2007-1-28
This is the VOA Special English Development Report.
The World Bank lends money to developing countries but also considers itself a "knowledge bank." Its advice can influence government policies as well as its own future policies.
The question is, how valuable is that advice? Not even the bank's chief economist, Senior Vice President Francois Bourguignon, could answer that.
So he asked a group of economists, led by Angus Deaton at Princeton University, to do an independent study. They examined all research activities carried out by the World Bank between nineteen ninety-eight and two thousand five.
Last September, they reported finding many valuable studies. But they also found that advice from the bank was not always balanced.
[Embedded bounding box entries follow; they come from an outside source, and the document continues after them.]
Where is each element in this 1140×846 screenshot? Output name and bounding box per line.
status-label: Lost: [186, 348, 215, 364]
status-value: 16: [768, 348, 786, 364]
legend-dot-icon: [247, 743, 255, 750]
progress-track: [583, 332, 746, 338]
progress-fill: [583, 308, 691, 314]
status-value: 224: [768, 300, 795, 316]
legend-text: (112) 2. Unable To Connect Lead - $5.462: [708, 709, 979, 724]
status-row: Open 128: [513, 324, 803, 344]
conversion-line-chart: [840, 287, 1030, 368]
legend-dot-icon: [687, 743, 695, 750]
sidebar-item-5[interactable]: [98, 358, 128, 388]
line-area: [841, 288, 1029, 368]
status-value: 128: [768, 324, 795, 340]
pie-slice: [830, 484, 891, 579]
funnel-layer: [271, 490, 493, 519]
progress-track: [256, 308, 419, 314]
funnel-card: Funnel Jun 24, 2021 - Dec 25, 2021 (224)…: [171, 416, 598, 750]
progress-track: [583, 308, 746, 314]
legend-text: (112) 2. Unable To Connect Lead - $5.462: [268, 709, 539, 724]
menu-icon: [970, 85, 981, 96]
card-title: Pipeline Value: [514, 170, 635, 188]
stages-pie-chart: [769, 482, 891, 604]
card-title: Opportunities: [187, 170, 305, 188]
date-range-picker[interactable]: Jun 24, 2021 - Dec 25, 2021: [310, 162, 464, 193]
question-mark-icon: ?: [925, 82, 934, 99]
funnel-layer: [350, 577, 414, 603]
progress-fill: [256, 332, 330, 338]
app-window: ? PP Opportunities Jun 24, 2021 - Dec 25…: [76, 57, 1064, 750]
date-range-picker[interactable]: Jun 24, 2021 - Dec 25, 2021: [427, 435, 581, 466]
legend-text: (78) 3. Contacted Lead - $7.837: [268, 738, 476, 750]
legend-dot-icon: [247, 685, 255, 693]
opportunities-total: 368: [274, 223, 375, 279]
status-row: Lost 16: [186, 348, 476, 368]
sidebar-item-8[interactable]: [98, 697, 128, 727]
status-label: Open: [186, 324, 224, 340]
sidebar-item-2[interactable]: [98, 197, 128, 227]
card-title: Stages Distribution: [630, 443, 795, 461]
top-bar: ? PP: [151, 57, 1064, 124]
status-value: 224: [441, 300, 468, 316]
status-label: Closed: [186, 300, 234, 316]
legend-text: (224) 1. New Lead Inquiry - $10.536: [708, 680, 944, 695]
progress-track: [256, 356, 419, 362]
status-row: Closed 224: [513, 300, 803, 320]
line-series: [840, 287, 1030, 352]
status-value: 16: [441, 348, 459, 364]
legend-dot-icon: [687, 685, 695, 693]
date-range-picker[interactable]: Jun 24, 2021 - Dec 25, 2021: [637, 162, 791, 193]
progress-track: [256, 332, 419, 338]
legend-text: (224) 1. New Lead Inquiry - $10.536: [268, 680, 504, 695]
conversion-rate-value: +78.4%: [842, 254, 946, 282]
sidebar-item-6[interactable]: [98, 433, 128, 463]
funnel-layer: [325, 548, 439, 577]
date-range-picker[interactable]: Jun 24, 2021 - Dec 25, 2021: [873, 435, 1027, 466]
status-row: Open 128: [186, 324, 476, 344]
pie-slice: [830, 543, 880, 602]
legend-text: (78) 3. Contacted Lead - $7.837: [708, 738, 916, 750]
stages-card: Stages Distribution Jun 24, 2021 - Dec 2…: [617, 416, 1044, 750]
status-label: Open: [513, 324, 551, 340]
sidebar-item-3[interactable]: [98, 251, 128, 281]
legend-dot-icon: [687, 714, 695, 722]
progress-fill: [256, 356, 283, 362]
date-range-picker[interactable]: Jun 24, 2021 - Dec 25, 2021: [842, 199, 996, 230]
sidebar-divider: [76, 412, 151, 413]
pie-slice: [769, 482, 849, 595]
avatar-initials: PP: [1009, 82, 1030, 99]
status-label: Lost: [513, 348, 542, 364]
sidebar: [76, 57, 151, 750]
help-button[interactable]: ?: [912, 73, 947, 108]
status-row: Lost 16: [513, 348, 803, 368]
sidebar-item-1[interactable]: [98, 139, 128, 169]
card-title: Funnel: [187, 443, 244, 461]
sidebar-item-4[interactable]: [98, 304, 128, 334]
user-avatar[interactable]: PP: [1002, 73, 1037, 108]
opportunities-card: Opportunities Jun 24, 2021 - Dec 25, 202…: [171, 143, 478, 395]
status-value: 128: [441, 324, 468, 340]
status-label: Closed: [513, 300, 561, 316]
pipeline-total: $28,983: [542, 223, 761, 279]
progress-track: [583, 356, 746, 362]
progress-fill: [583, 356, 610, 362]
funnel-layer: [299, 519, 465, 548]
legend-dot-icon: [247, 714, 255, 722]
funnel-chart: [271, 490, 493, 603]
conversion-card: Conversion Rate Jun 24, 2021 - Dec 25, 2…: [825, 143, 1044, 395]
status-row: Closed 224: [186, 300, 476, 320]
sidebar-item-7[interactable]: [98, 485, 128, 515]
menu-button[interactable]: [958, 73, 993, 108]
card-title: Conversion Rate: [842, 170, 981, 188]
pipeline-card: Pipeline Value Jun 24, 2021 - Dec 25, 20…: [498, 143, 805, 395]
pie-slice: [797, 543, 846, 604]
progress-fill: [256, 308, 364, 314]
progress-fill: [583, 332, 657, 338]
They said the bank sometimes gave greater weight to information that supported its positions and ignored other findings.
Professor Deaton tells us this was especially true with research on the relationship between globalization and poverty reduction. He says the bank has a right to defend its own policies. But he says untested research cannot be used as evidence that policies work.
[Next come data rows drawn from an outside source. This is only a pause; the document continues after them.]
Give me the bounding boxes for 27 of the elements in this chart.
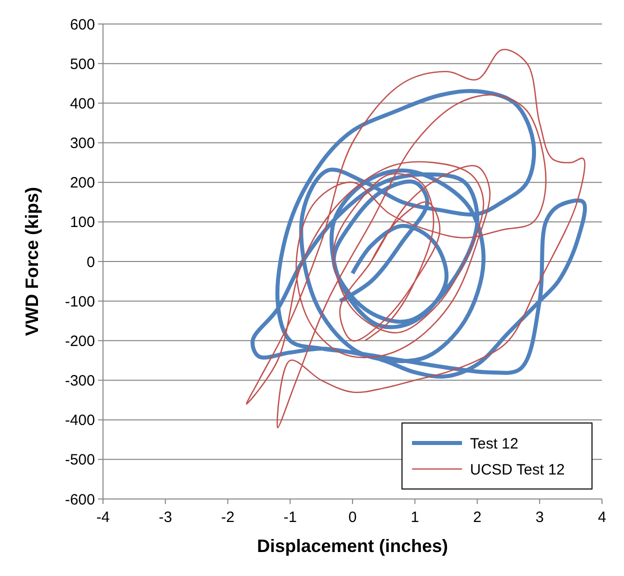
x-tick-label: -3 (158, 509, 172, 526)
y-tick-label: 500 (70, 56, 95, 73)
y-tick-label: 0 (86, 254, 95, 271)
x-tick-label: 4 (598, 509, 606, 526)
y-tick-label: 100 (70, 214, 95, 232)
y-tick-label: 200 (70, 174, 95, 192)
y-tick-label: -600 (64, 491, 95, 508)
x-tick-label: -4 (96, 509, 110, 526)
y-axis-title: VWD Force (kips) (22, 186, 42, 336)
y-tick-label: -500 (64, 452, 95, 469)
x-tick-label: 0 (348, 509, 357, 526)
y-tick-label: 600 (70, 16, 95, 34)
x-tick-label: 2 (473, 509, 482, 526)
y-tick-label: 400 (70, 95, 95, 112)
x-axis-title: Displacement (inches) (256, 536, 448, 556)
legend-label: Test 12 (470, 435, 518, 452)
y-tick-label: -200 (64, 332, 95, 350)
line-series (250, 88, 586, 378)
x-tick-label: 3 (535, 509, 544, 526)
x-tick-label: -2 (221, 509, 234, 526)
y-tick-label: 300 (70, 135, 95, 152)
y-tick-label: -400 (64, 412, 95, 430)
y-tick-label: -300 (64, 372, 95, 390)
x-tick-label: -1 (283, 509, 297, 526)
legend-label: UCSD Test 12 (470, 461, 565, 478)
y-tick-label: -100 (64, 293, 95, 310)
x-tick-label: 1 (410, 509, 420, 526)
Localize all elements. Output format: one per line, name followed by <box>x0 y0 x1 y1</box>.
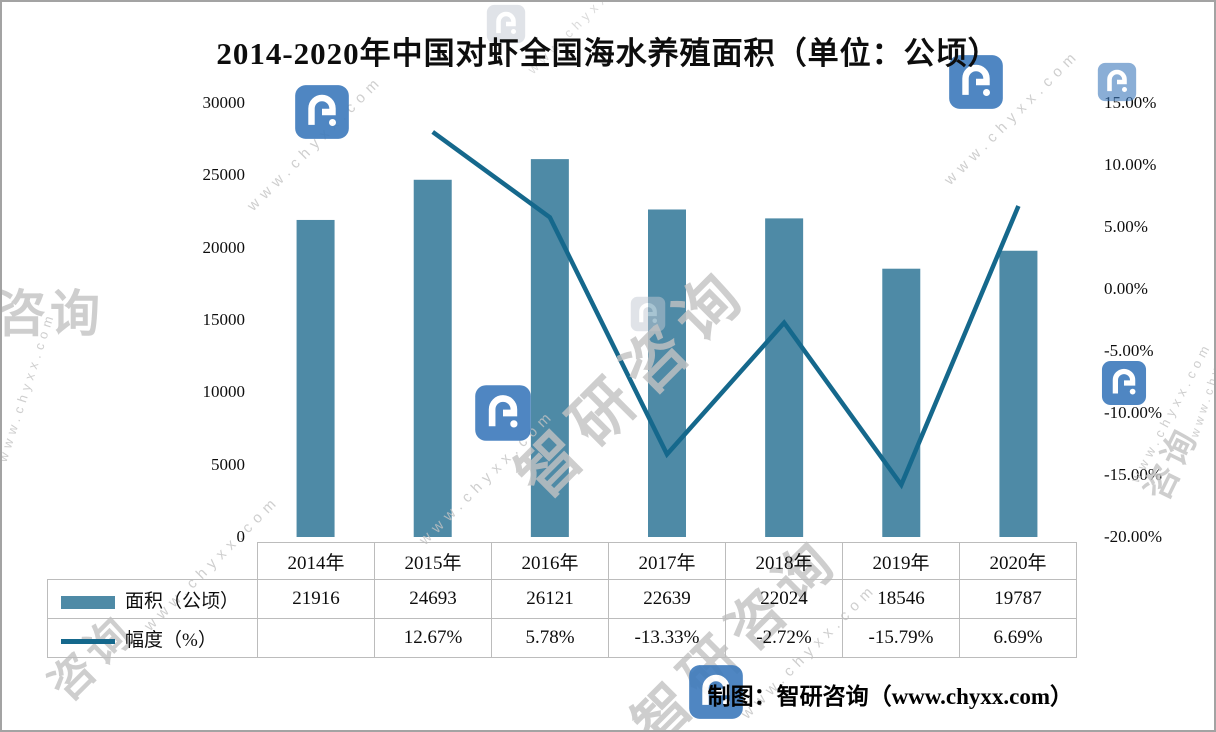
credit-text: 制图：智研咨询（www.chyxx.com） <box>707 684 1073 709</box>
legend-label: 面积（公顷） <box>125 590 240 612</box>
table-value-cell: 12.67% <box>374 618 492 658</box>
left-axis-label: 10000 <box>202 382 246 402</box>
right-axis-label: -5.00% <box>1104 341 1154 360</box>
table-value-cell: -13.33% <box>608 618 726 658</box>
right-axis-label: 10.00% <box>1104 155 1157 174</box>
chart-title: 2014-2020年中国对虾全国海水养殖面积（单位：公顷） <box>216 36 1000 71</box>
table-year-header: 2019年 <box>842 542 960 580</box>
table-year-header: 2015年 <box>374 542 492 580</box>
table-value-cell: 19787 <box>959 579 1077 619</box>
growth-rate-line <box>431 130 1021 490</box>
right-axis-label: 15.00% <box>1104 93 1157 112</box>
left-axis-label: 15000 <box>202 310 246 329</box>
right-axis-label: -10.00% <box>1104 403 1163 422</box>
right-axis-label: 0.00% <box>1104 279 1148 298</box>
legend-bar-swatch-icon <box>61 595 115 609</box>
table-value-cell: -15.79% <box>842 618 960 658</box>
area-bar-2015年 <box>413 179 452 537</box>
table-year-header: 2014年 <box>257 542 375 580</box>
data-table: 2014年 2015年 2016年 2017年 2018年 2019年 2020年面积（公顷… <box>47 542 1077 658</box>
left-axis-label: 20000 <box>202 237 246 257</box>
legend-label: 幅度（%） <box>125 629 217 651</box>
table-value-cell <box>257 618 375 658</box>
right-axis-label: -15.00% <box>1104 465 1163 484</box>
right-axis-label: 5.00% <box>1104 217 1148 236</box>
area-bar-2017年 <box>648 209 686 537</box>
table-value-cell: 24693 <box>374 579 492 619</box>
legend-line-swatch-icon <box>61 638 115 644</box>
table-value-cell: -2.72% <box>725 618 843 658</box>
area-bar-2020年 <box>999 250 1038 538</box>
table-year-header: 2020年 <box>959 542 1077 580</box>
table-corner-cell <box>48 543 258 580</box>
left-axis-label: 25000 <box>202 165 246 185</box>
table-value-cell: 22639 <box>608 579 726 619</box>
table-value-cell: 26121 <box>491 579 609 619</box>
left-axis-label: 5000 <box>211 454 245 474</box>
table-value-cell: 5.78% <box>491 618 609 658</box>
table-value-cell: 6.69% <box>959 618 1077 658</box>
legend-cell: 幅度（%） <box>47 618 258 658</box>
table-year-header: 2016年 <box>491 542 609 580</box>
area-bar-2014年 <box>296 219 335 537</box>
area-bar-2018年 <box>765 218 804 537</box>
table-year-header: 2018年 <box>725 542 843 580</box>
left-axis-label: 0 <box>236 527 246 546</box>
table-value-cell: 21916 <box>257 579 375 619</box>
table-value-cell: 22024 <box>725 579 843 619</box>
legend-cell: 面积（公顷） <box>47 579 258 619</box>
table-value-cell: 18546 <box>842 579 960 619</box>
table-year-header: 2017年 <box>608 542 726 580</box>
right-axis-label: -20.00% <box>1104 527 1163 546</box>
left-axis-label: 30000 <box>202 93 246 112</box>
area-bar-2019年 <box>882 268 921 537</box>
Over the years, the World Bank has been a research leader in measuring poverty and inequality. Still, the economists found some studies poorly organized or based on old research methods. They also found the bank's Web site difficult to use.
Angus Deaton says the bank needs a research-based ability to learn from its projects and policies. Without that, he says, it cannot remain the world's leading development agency.
The report says the World Bank should create an independent research group, protected against any political influences. The bank now spends two and one-half percent of its administrative budget on research. Professor Deaton says this is too low, given all the research the bank has to do. He says the need for high-quality advice will only grow as the world becomes richer, and the need for lending shrinks.
Chief economist Francois Bourguignon says research at the bank is a complex process that requires compromises. Yet even with their criticisms, he noted that the economists rated sixty-one percent of the studies they read as being of higher quality. An additional twenty-eight percent were rated average.
He says the advice in the report will be extremely valuable to the bank.